Beberapa waktu terakhir, kita sering mendapati video yang merekam aksi berantem atau bertengkar fisik antar pekerja migran Indonesia (PMI) di Hong Kong. Ada yang di dalam stasiun kereta MTR, ada di pinggir jalanan, di taman, hingga di pekarangan hotel.
Nah, bagi yang berniat berantem fisik di ruang publik Hong Kong, harus mampu menahan diri, jangan sampai dipidana, seperti kasus 3 wanita hadir di pengadilan pada hari Kamis (3/9/2026) terkait perkelahian di sebuah pusat perbelanjaan atau mal di Kwun Tong bulan lalu, di mana seorang anak perempuan berusia lima tahun diduga ditampar. “Ketiga terdakwa didakwa melakukan perkelahian di tempat umum,” tulis RTHK.
Salah satu wanita, yang berusia 68 tahun, juga didakwa melakukan penganiayaan ringan.
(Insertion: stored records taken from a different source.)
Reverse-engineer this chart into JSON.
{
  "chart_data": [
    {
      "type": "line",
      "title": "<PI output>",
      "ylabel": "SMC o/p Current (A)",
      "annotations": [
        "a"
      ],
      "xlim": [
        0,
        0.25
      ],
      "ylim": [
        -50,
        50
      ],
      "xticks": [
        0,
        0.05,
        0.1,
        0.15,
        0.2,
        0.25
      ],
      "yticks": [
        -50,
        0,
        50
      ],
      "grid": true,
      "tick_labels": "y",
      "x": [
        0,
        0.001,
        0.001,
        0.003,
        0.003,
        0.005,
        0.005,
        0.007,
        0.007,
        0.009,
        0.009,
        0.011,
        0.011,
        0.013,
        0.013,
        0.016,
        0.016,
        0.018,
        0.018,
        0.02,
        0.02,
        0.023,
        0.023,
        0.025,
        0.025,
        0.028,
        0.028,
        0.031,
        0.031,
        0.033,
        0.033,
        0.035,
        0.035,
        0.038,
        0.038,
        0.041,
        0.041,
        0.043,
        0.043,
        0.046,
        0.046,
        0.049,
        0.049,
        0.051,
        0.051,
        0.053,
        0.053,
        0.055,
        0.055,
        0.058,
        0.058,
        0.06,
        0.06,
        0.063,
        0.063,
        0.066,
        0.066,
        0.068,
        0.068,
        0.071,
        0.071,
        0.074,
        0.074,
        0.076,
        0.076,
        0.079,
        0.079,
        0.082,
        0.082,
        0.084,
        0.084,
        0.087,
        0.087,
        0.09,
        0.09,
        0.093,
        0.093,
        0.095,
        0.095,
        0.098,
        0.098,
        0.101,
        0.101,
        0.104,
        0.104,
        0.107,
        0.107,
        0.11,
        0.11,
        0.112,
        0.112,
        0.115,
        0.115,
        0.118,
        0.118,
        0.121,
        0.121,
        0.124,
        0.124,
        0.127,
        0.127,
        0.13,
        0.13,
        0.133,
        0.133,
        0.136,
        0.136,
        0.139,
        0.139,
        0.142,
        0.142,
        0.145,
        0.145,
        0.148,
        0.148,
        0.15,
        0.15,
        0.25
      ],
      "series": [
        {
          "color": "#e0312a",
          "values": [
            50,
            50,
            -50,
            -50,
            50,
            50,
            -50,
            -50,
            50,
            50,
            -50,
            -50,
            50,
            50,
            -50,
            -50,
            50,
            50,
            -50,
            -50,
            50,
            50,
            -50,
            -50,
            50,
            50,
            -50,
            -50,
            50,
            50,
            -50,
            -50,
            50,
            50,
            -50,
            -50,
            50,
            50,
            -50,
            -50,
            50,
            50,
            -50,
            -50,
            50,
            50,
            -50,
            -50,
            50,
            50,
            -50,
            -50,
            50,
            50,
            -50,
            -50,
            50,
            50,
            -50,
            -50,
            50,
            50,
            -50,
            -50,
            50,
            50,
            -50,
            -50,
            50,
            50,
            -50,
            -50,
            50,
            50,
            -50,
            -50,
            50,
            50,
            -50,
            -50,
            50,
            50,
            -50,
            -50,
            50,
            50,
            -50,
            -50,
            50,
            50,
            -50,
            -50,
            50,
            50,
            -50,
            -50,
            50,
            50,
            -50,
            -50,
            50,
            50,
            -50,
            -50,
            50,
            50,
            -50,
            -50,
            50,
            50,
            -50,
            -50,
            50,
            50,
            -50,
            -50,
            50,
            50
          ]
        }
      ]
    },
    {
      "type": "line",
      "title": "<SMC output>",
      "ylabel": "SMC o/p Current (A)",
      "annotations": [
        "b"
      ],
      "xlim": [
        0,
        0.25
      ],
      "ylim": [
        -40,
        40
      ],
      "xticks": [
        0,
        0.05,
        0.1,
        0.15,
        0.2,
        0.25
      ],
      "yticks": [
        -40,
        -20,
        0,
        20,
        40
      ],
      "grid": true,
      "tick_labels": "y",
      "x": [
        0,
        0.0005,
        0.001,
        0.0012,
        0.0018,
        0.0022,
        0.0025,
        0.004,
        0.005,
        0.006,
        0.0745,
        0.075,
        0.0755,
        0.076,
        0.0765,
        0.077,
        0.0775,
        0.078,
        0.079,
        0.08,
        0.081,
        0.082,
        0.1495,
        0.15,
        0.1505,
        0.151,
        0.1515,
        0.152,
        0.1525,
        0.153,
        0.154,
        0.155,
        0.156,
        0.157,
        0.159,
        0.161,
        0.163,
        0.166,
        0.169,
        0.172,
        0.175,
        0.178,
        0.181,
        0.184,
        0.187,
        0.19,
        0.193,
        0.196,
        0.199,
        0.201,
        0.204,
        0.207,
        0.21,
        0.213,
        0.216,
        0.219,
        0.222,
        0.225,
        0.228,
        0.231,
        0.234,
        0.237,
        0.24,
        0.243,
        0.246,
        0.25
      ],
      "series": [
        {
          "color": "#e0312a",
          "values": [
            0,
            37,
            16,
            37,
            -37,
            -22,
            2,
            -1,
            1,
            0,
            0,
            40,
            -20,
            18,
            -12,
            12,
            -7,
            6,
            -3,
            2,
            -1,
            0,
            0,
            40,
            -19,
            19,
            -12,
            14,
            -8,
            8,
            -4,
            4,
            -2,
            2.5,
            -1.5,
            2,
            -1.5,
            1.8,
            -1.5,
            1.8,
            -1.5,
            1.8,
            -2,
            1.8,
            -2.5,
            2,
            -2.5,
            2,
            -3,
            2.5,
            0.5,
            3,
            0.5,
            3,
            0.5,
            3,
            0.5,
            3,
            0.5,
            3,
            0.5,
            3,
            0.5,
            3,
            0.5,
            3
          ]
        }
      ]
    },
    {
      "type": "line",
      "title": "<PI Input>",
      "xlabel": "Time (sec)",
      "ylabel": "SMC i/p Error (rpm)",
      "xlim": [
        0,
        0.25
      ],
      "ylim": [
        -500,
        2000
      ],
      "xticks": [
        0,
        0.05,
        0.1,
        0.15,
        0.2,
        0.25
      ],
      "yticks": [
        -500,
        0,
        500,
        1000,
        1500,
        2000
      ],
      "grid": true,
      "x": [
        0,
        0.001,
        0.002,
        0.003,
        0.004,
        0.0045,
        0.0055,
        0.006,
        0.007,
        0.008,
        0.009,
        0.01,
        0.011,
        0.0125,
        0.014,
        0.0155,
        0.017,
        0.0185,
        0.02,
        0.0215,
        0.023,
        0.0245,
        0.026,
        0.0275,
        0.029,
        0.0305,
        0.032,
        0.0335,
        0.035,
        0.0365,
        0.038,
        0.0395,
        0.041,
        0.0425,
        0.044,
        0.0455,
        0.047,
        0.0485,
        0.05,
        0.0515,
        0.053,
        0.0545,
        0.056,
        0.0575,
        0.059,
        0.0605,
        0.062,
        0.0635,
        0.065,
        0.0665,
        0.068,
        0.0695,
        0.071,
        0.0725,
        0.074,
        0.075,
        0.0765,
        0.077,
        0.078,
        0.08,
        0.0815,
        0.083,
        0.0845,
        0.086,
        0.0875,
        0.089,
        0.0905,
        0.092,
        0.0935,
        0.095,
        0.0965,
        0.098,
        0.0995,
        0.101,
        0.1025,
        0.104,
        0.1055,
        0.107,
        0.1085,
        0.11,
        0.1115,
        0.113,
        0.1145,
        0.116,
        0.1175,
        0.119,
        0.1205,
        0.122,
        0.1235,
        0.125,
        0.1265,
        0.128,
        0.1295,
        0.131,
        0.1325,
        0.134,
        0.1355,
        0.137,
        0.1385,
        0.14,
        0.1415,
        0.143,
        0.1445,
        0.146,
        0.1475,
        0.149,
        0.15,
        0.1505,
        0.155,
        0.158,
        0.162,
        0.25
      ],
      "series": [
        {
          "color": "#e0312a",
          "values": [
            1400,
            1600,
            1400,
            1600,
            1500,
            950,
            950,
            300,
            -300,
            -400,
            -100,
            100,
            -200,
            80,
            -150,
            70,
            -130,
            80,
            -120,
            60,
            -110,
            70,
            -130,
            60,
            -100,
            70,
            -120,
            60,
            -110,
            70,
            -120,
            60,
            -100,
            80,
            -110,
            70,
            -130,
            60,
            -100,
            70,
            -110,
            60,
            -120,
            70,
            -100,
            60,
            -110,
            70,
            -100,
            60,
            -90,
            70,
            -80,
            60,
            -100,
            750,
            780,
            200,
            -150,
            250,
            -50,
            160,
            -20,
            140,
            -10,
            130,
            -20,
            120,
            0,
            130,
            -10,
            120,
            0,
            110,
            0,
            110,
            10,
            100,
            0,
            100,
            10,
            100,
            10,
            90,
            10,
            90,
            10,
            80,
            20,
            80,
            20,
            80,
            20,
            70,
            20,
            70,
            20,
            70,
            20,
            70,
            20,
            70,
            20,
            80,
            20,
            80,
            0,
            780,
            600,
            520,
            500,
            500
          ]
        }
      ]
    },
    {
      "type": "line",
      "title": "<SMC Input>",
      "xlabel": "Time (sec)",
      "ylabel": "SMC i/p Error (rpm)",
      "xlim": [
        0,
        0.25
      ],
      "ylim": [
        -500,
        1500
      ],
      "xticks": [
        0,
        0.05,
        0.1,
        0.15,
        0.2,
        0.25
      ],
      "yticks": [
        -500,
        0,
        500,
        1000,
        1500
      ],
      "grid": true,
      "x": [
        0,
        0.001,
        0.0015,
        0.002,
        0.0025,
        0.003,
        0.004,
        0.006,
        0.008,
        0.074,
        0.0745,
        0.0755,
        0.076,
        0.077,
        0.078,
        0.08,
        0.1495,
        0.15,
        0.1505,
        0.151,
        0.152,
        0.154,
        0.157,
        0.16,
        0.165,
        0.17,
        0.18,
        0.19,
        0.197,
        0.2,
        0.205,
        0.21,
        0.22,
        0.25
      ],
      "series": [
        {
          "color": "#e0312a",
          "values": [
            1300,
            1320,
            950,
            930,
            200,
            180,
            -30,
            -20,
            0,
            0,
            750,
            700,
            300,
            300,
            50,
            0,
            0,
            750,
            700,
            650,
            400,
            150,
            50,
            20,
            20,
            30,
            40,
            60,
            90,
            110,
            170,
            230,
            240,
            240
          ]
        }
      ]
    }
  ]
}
Mereka hadir di Pengadilan Magistrat Kwun Tong, di mana mereka tidak diwajibkan untuk menyampaikan pembelaan (plea) pada tahap ini. Sdang ditunda hingga 5 November untuk agenda pemeriksaan lanjutan.
“Ketiganya diberikan penangguhan penahanan dengan jaminan masing-masing sebesar HK$5.000. Mereka dilarang memasuki APM Mall,” tulis RTHK.
Wanita kedua, seorang ibu berusia 34 tahun dari anak perempuan tersebut, juga diperintahkan untuk tidak meninggalkan Hong Kong. Pengadilan mendengar keterangan bahwa ketiga wanita itu dituduh terlibat dalam perkelahian ilegal di area publik pada tanggal 26 Agustus. Terdakwa berusia 68 tahun tersebut secara terpisah dituduh melakukan penganiayaan terhadap anak perempuan itu.